Fifth: The Depression era laws that separated investment banking from commercial banking need to be re-instituted so as to lower the risk within the Main Street banks. Investment banking includes all the riskier activities and can often, as we have just seen, cause wild swings in profits. Main Street banks should be prevented from getting into those activities and forced to concentrate on serving depositors and small to medium sized businesses.

Sixth: Capital adequacy and risk management rules need to be updated to take into account the interconnectedness of banking. One of the problems we have just experienced is that each bank was looked at in isolation and not as part of a wider system. That meant that levels of capital were accepted and risk methods were deployed ignoring the ‘knock on’ effects of the potential failure of other banks. This has cropped up as the dreaded ‘counter-party’ argument. We couldn’t allow AIG to default because that would cause its counter-parties to lose too much and would have forced them into bankruptcy too. This interconnectedness needs to be adjusted for in banking rules and regulations.
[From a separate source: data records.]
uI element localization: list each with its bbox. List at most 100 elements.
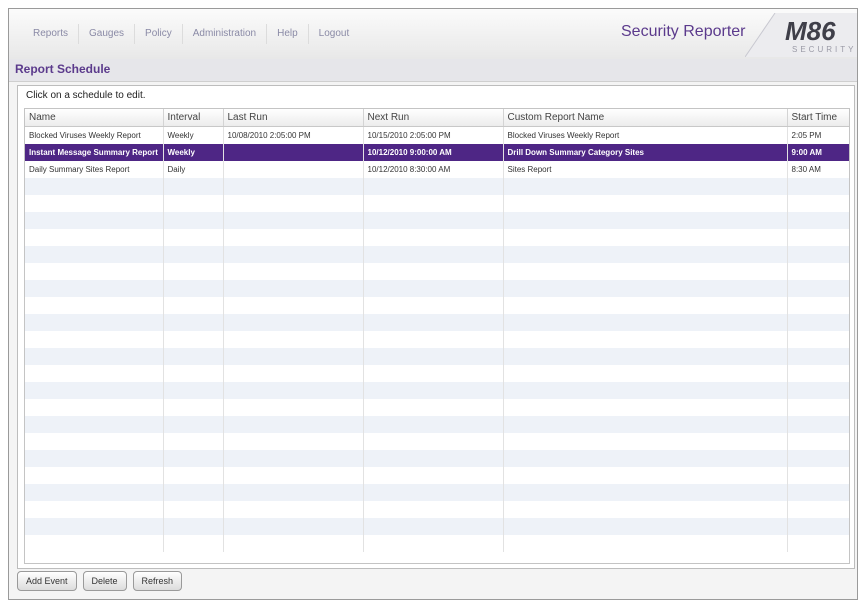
empty-cell xyxy=(223,263,364,280)
empty-cell xyxy=(25,501,164,518)
empty-cell xyxy=(223,212,364,229)
empty-table-row xyxy=(25,229,849,246)
empty-cell xyxy=(163,365,224,382)
empty-cell xyxy=(223,535,364,552)
empty-cell xyxy=(787,399,849,416)
empty-cell xyxy=(163,416,224,433)
empty-table-row xyxy=(25,212,849,229)
logo-text: M86 xyxy=(785,16,836,46)
column-header-last-run[interactable]: Last Run xyxy=(223,109,364,127)
refresh-button[interactable]: Refresh xyxy=(132,571,183,591)
empty-cell xyxy=(163,195,224,212)
empty-cell xyxy=(363,484,504,501)
empty-cell xyxy=(787,484,849,501)
empty-cell xyxy=(787,450,849,467)
empty-table-row xyxy=(25,331,849,348)
empty-table-row xyxy=(25,467,849,484)
nav-logout[interactable]: Logout xyxy=(309,24,360,44)
cell-name: Daily Summary Sites Report xyxy=(25,161,164,178)
delete-button[interactable]: Delete xyxy=(82,571,127,591)
table-row[interactable]: Blocked Viruses Weekly Report Weekly 10/… xyxy=(25,126,849,144)
empty-cell xyxy=(787,331,849,348)
cell-next-run: 10/15/2010 2:05:00 PM xyxy=(363,126,504,144)
table-row[interactable]: Daily Summary Sites Report Daily 10/12/2… xyxy=(25,161,849,178)
empty-cell xyxy=(787,314,849,331)
empty-cell xyxy=(363,246,504,263)
empty-cell xyxy=(223,331,364,348)
top-navigation-bar: Reports Gauges Policy Administration Hel… xyxy=(9,9,857,60)
empty-cell xyxy=(25,314,164,331)
empty-cell xyxy=(503,467,788,484)
empty-cell xyxy=(163,246,224,263)
m86-security-logo: M86 SECURITY xyxy=(745,13,857,57)
empty-cell xyxy=(223,484,364,501)
empty-table-row xyxy=(25,433,849,450)
empty-cell xyxy=(363,399,504,416)
empty-cell xyxy=(25,535,164,552)
empty-cell xyxy=(25,297,164,314)
empty-cell xyxy=(503,535,788,552)
empty-cell xyxy=(363,178,504,195)
empty-cell xyxy=(223,246,364,263)
table-row-selected[interactable]: Instant Message Summary Report Weekly 10… xyxy=(25,144,849,161)
schedule-table-container: Name Interval Last Run Next Run Custom R… xyxy=(24,108,850,564)
empty-cell xyxy=(223,280,364,297)
empty-cell xyxy=(787,263,849,280)
cell-start-time: 8:30 AM xyxy=(787,161,849,178)
cell-interval: Daily xyxy=(163,161,224,178)
column-header-start-time[interactable]: Start Time xyxy=(787,109,849,127)
app-window: Reports Gauges Policy Administration Hel… xyxy=(8,8,858,600)
empty-cell xyxy=(223,365,364,382)
empty-cell xyxy=(787,178,849,195)
empty-cell xyxy=(163,314,224,331)
empty-cell xyxy=(25,433,164,450)
empty-cell xyxy=(163,433,224,450)
empty-table-row xyxy=(25,535,849,552)
empty-cell xyxy=(223,348,364,365)
empty-cell xyxy=(363,501,504,518)
nav-reports[interactable]: Reports xyxy=(23,24,80,44)
column-header-interval[interactable]: Interval xyxy=(163,109,224,127)
nav-administration[interactable]: Administration xyxy=(183,24,268,44)
empty-cell xyxy=(787,433,849,450)
add-event-button[interactable]: Add Event xyxy=(17,571,77,591)
empty-cell xyxy=(787,518,849,535)
column-header-custom-report-name[interactable]: Custom Report Name xyxy=(503,109,788,127)
empty-cell xyxy=(363,433,504,450)
empty-cell xyxy=(503,416,788,433)
empty-cell xyxy=(163,297,224,314)
empty-cell xyxy=(25,365,164,382)
nav-policy[interactable]: Policy xyxy=(135,24,183,44)
column-header-name[interactable]: Name xyxy=(25,109,164,127)
empty-cell xyxy=(503,331,788,348)
empty-cell xyxy=(787,382,849,399)
empty-table-row xyxy=(25,399,849,416)
column-header-next-run[interactable]: Next Run xyxy=(363,109,504,127)
table-body: Blocked Viruses Weekly Report Weekly 10/… xyxy=(25,126,849,552)
nav-help[interactable]: Help xyxy=(267,24,309,44)
empty-cell xyxy=(363,331,504,348)
empty-cell xyxy=(787,195,849,212)
empty-cell xyxy=(25,263,164,280)
empty-cell xyxy=(163,501,224,518)
empty-table-row xyxy=(25,263,849,280)
cell-start-time: 2:05 PM xyxy=(787,126,849,144)
empty-cell xyxy=(503,297,788,314)
empty-cell xyxy=(25,467,164,484)
empty-table-row xyxy=(25,450,849,467)
empty-cell xyxy=(787,246,849,263)
empty-cell xyxy=(787,365,849,382)
empty-cell xyxy=(223,501,364,518)
empty-cell xyxy=(223,297,364,314)
nav-gauges[interactable]: Gauges xyxy=(79,24,136,44)
instruction-text: Click on a schedule to edit. xyxy=(26,90,146,101)
empty-cell xyxy=(25,484,164,501)
cell-interval: Weekly xyxy=(163,126,224,144)
empty-cell xyxy=(25,246,164,263)
empty-cell xyxy=(503,178,788,195)
empty-cell xyxy=(223,399,364,416)
empty-table-row xyxy=(25,178,849,195)
empty-cell xyxy=(787,467,849,484)
empty-cell xyxy=(787,280,849,297)
cell-custom-report-name: Sites Report xyxy=(503,161,788,178)
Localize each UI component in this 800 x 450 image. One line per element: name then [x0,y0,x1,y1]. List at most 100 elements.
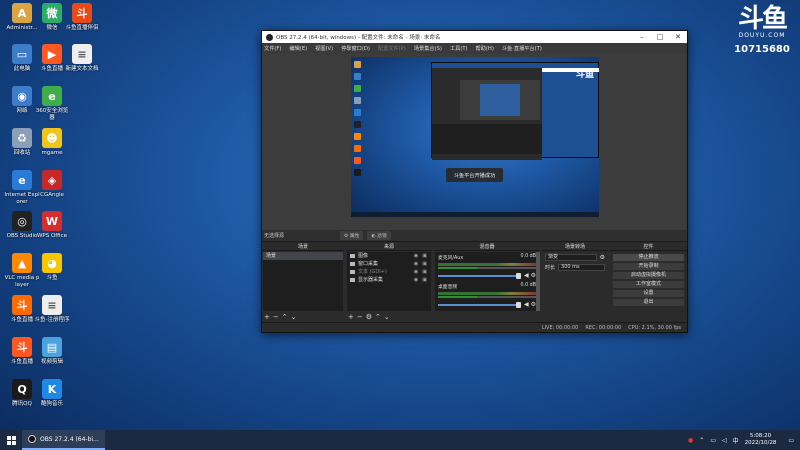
dock-row: 场景 场景 +−⌃⌄ 来源 图像 ◉ ▣ 窗口采集 ◉ ▣ 文本 (GDI+) ◉ ▣ 显示器采集… [262,243,687,323]
visibility-icon[interactable]: ◉ [414,260,418,268]
start-button[interactable] [0,430,22,450]
source-item[interactable]: 图像 ◉ ▣ [347,252,431,260]
control-button[interactable]: 工作室模式 [613,281,684,288]
menu-item[interactable]: 工具(T) [450,45,468,52]
app-icon: e [12,170,32,190]
duration-input[interactable]: 300 ms [558,264,605,271]
sources-title: 来源 [346,243,432,251]
app-icon: e [42,86,62,106]
source-name: 文本 (GDI+) [358,269,387,275]
desktop-icon-label: WPS Office [36,233,68,239]
volume-slider[interactable] [438,272,521,279]
close-button[interactable]: ✕ [669,31,687,43]
menu-item[interactable]: 斗鱼·直播平台(T) [502,45,542,52]
tray-ime-icon[interactable]: 中 [733,436,739,445]
menu-item[interactable]: 停靠窗口(D) [341,45,370,52]
desktop-icon[interactable]: ◈ CGAngle [34,170,70,199]
app-icon: ▤ [42,337,62,357]
desktop-icon-label: 酷狗音乐 [40,401,63,407]
obs-logo-icon [266,33,273,41]
desktop-icon[interactable]: ◕ 斗鱼 [34,253,70,282]
filters-button[interactable]: ◐ 滤镜 [367,231,391,240]
tray-antivirus-icon[interactable]: ● [688,437,693,444]
visibility-icon[interactable]: ◉ [414,268,418,276]
clock-time: 5:08:20 [749,433,772,439]
mixer-channel: 麦克风/Aux 0.0 dB ◀ ⚙ [435,252,539,281]
clock[interactable]: 5:08:20 2022/10/28 [745,433,777,447]
source-name: 图像 [358,253,369,259]
taskbar: OBS 27.2.4 (64-bi... ● ⌃ ▭ ◁ 中 5:08:20 2… [0,430,800,450]
desktop-icon[interactable]: ≡ 新建文本文档 [64,44,100,73]
source-item[interactable]: 显示器采集 ◉ ▣ [347,276,431,284]
volume-meter [438,263,536,266]
visibility-icon[interactable]: ◉ [414,276,418,284]
tray-network-icon[interactable]: ▭ [710,437,716,444]
desktop-icon[interactable]: e 360安全浏览器 [34,86,70,121]
control-button[interactable]: 设置 [613,290,684,297]
source-item[interactable]: 窗口采集 ◉ ▣ [347,260,431,268]
menu-item[interactable]: 帮助(H) [476,45,494,52]
taskbar-obs-app[interactable]: OBS 27.2.4 (64-bi... [22,430,105,450]
notification-icon[interactable]: ▭ [788,437,794,444]
menu-item[interactable]: 文件(F) [264,45,281,52]
maximize-button[interactable]: □ [651,31,669,43]
control-button[interactable]: 退出 [613,299,684,306]
lock-icon[interactable]: ▣ [422,268,427,276]
menu-item[interactable]: 配置文件(P) [378,45,406,52]
preview-canvas[interactable]: 斗鱼 斗鱼平台开播成功 [351,57,599,217]
desktop-icon-label: 斗鱼直播伴侣 [65,25,99,31]
obs-titlebar[interactable]: OBS 27.2.4 (64-bit, windows) - 配置文件: 未命名… [262,31,687,43]
desktop-icon-label: 斗鱼-注册程序 [34,317,70,323]
tray-volume-icon[interactable]: ◁ [722,437,727,444]
source-toolbar: 无选择源 ⚙ 属性 ◐ 滤镜 [262,230,687,242]
app-icon: 斗 [72,3,92,23]
live-timer: LIVE: 00:00:00 [541,324,579,331]
scenes-dock: 场景 场景 +−⌃⌄ [262,243,344,323]
desktop-icon[interactable]: W WPS Office [34,211,70,240]
desktop-icon[interactable]: ▤ 视频剪辑 [34,337,70,366]
scenes-footer[interactable]: +−⌃⌄ [264,313,299,321]
desktop-icon[interactable]: K 酷狗音乐 [34,379,70,408]
app-icon: K [42,379,62,399]
desktop-icon[interactable]: ≡ 斗鱼-注册程序 [34,295,70,324]
control-button[interactable]: 开始录制 [613,263,684,270]
status-bar: LIVE: 00:00:00 REC: 00:00:00 CPU: 2.1%, … [262,322,687,332]
sources-footer[interactable]: +−⚙⌃⌄ [348,313,393,321]
rec-timer: REC: 00:00:00 [585,324,622,331]
lock-icon[interactable]: ▣ [422,252,427,260]
speaker-icon[interactable]: ◀ [524,301,529,308]
source-item[interactable]: 文本 (GDI+) ◉ ▣ [347,268,431,276]
mixer-scrollbar[interactable] [536,252,540,311]
menu-item[interactable]: 场景集合(S) [414,45,442,52]
scenes-title: 场景 [262,243,344,251]
preview-taskbar [351,212,599,217]
control-button[interactable]: 启动虚拟摄像机 [613,272,684,279]
minimize-button[interactable]: – [633,31,651,43]
properties-button[interactable]: ⚙ 属性 [340,231,364,240]
app-icon: W [42,211,62,231]
volume-slider[interactable] [438,301,521,308]
transition-type-select[interactable]: 渐变 [545,254,597,261]
lock-icon[interactable]: ▣ [422,276,427,284]
room-id: 10715680 [734,44,790,55]
cpu-fps: CPU: 2.1%, 30.00 fps [628,324,681,331]
stream-success-toast: 斗鱼平台开播成功 [446,168,503,182]
transition-settings-icon[interactable]: ⚙ [600,254,605,261]
app-icon: ◉ [12,86,32,106]
app-icon: ≡ [72,44,92,64]
controls-dock: 控件 停止推流 开始录制 启动虚拟摄像机 工作室模式 设置 退出 [610,243,687,323]
visibility-icon[interactable]: ◉ [414,252,418,260]
desktop-icon[interactable]: ☻ mgame [34,128,70,157]
menu-item[interactable]: 编辑(E) [289,45,307,52]
scene-item[interactable]: 场景 [263,252,343,260]
speaker-icon[interactable]: ◀ [524,272,529,279]
app-icon: A [12,3,32,23]
control-button[interactable]: 停止推流 [613,254,684,261]
app-icon: ☻ [42,128,62,148]
desktop-icon[interactable]: 斗斗鱼直播伴侣 [64,3,100,32]
lock-icon[interactable]: ▣ [422,260,427,268]
tray-chevron-icon[interactable]: ⌃ [699,437,704,444]
app-icon: ▶ [42,44,62,64]
menu-item[interactable]: 视图(V) [315,45,333,52]
clock-date: 2022/10/28 [744,440,777,446]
Much of this is in Geithner’s list so overall I think he’s on the right track. The administration needs to use this crisis and the current public outcry against the banks as an opportunity to push through a thorough reform of financial system regulation. I would like to see one uber-regulatory agency to replace the regulatory functions of the Fed, Treasury, FDIC etc. But I won’t hold my breath on that one.

So I give Geithner good marks on this effort.

His other plan, the one for buying up toxic assets … not so good. That I will write about again over the weekend.